From the moment social media was a mere seed of an idea, I adored it. I was an early adopter, joiner and observer. Now that I am a consultant, I keep learning the tools to exploit their fullest capacities. I am now following some of the smartest people who can give me the practical wisdom I need. But sometimes their feeds look more like a marathon attempt to put up more content than their competitor, than it does to engage me in a mentoring or questioning relationship.
I am reaching out to many new colleagues through Twitter and value it as a tool for my business and growing my knowledge and network. In fact, it is a form of professional development for a consultant. The prolific curators of important information serve as a resource for keeping us up-to-date. But in their zeal, they are crossing some very important lines of etiquette, specifically – share, but don’t share too much.

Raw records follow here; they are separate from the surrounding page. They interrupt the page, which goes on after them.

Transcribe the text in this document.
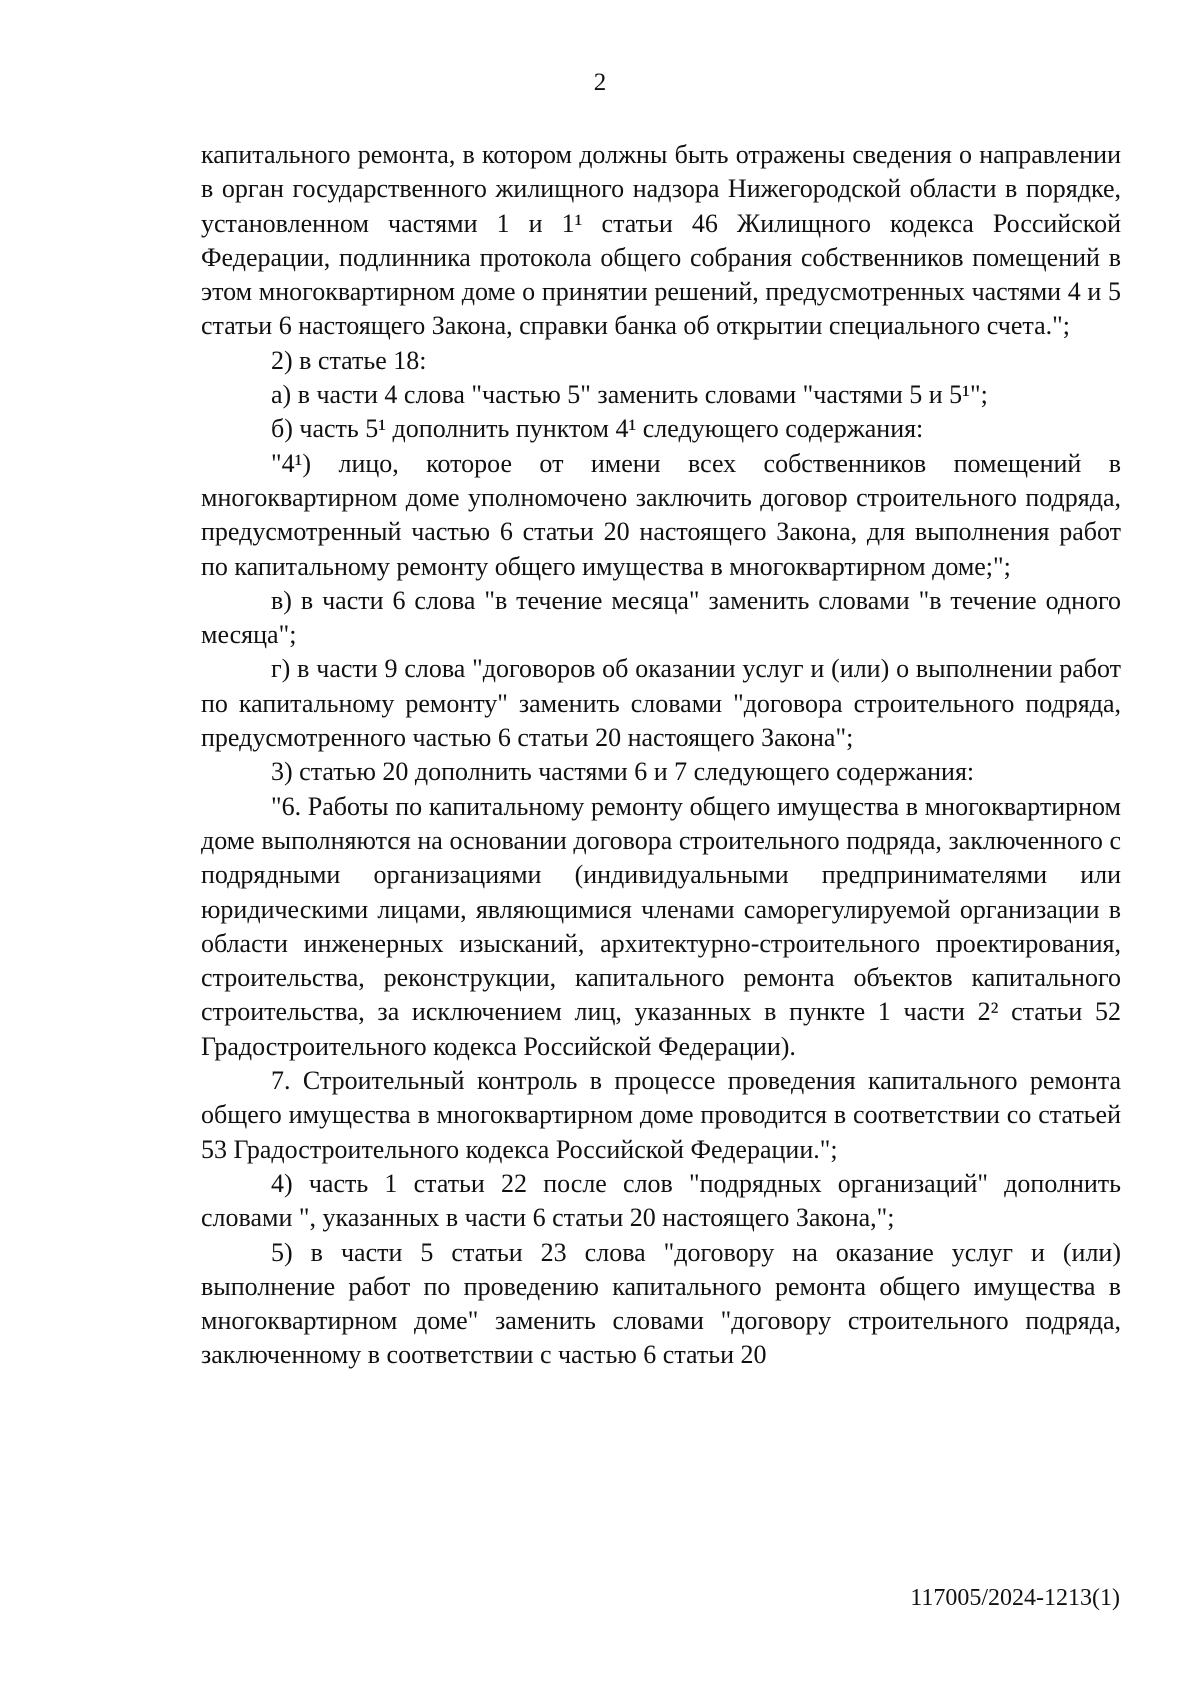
2

капитального ремонта, в котором должны быть отражены сведения о направлении в орган государственного жилищного надзора Нижегородской области в порядке, установленном частями 1 и 1¹ статьи 46 Жилищного кодекса Российской Федерации, подлинника протокола общего собрания собственников помещений в этом многоквартирном доме о принятии решений, предусмотренных частями 4 и 5 статьи 6 настоящего Закона, справки банка об открытии специального счета.";

2) в статье 18:

а) в части 4 слова "частью 5" заменить словами "частями 5 и 5¹";

б) часть 5¹ дополнить пунктом 4¹ следующего содержания:

"4¹) лицо, которое от имени всех собственников помещений в многоквартирном доме уполномочено заключить договор строительного подряда, предусмотренный частью 6 статьи 20 настоящего Закона, для выполнения работ по капитальному ремонту общего имущества в многоквартирном доме;";

в) в части 6 слова "в течение месяца" заменить словами "в течение одного месяца";

г) в части 9 слова "договоров об оказании услуг и (или) о выполнении работ по капитальному ремонту" заменить словами "договора строительного подряда, предусмотренного частью 6 статьи 20 настоящего Закона";

3) статью 20 дополнить частями 6 и 7 следующего содержания:

"6. Работы по капитальному ремонту общего имущества в многоквартирном доме выполняются на основании договора строительного подряда, заключенного с подрядными организациями (индивидуальными предпринимателями или юридическими лицами, являющимися членами саморегулируемой организации в области инженерных изысканий, архитектурно-строительного проектирования, строительства, реконструкции, капитального ремонта объектов капитального строительства, за исключением лиц, указанных в пункте 1 части 2² статьи 52 Градостроительного кодекса Российской Федерации).

7. Строительный контроль в процессе проведения капитального ремонта общего имущества в многоквартирном доме проводится в соответствии со статьей 53 Градостроительного кодекса Российской Федерации.";

4) часть 1 статьи 22 после слов "подрядных организаций" дополнить словами ", указанных в части 6 статьи 20 настоящего Закона,";

5) в части 5 статьи 23 слова "договору на оказание услуг и (или) выполнение работ по проведению капитального ремонта общего имущества в многоквартирном доме" заменить словами "договору строительного подряда, заключенному в соответствии с частью 6 статьи 20

117005/2024-1213(1)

LinkedIn can also be a favorite learning tool for me. But, because I work in marketing and communications, I see some dreadful breaches. I don’t know why smart people post their press releases on LinkedIn and don’t use the tool for its precious value – business and career development and networking. I really do care that your university received a big marine grant – in twitter or in the local news. In LinkedIn, it’s just annoying news I can’t use for my business. Since LinkedIn is connecting me mainly to folks I know, the pace is slower. I can manage to process this tool. I only wish that some of the sages on Twitter were reaching out to me on LinkedIn because that really is the source for my professional connections and development.
There is a heartbeat to each social tool as well as some unwritten rules that, although not necessarily explicitly expressed, come with expectations. Have fun in Instagram and Snapchat. But connect with me professionally in appropriate ways with your social tools. I am an avid consumer of social news but if you use them in ways not intentioned, you lose me as a fan, friend or contact. Moral of the story: don’t program your TweetDeck too aggressively. Talk to me – not at me.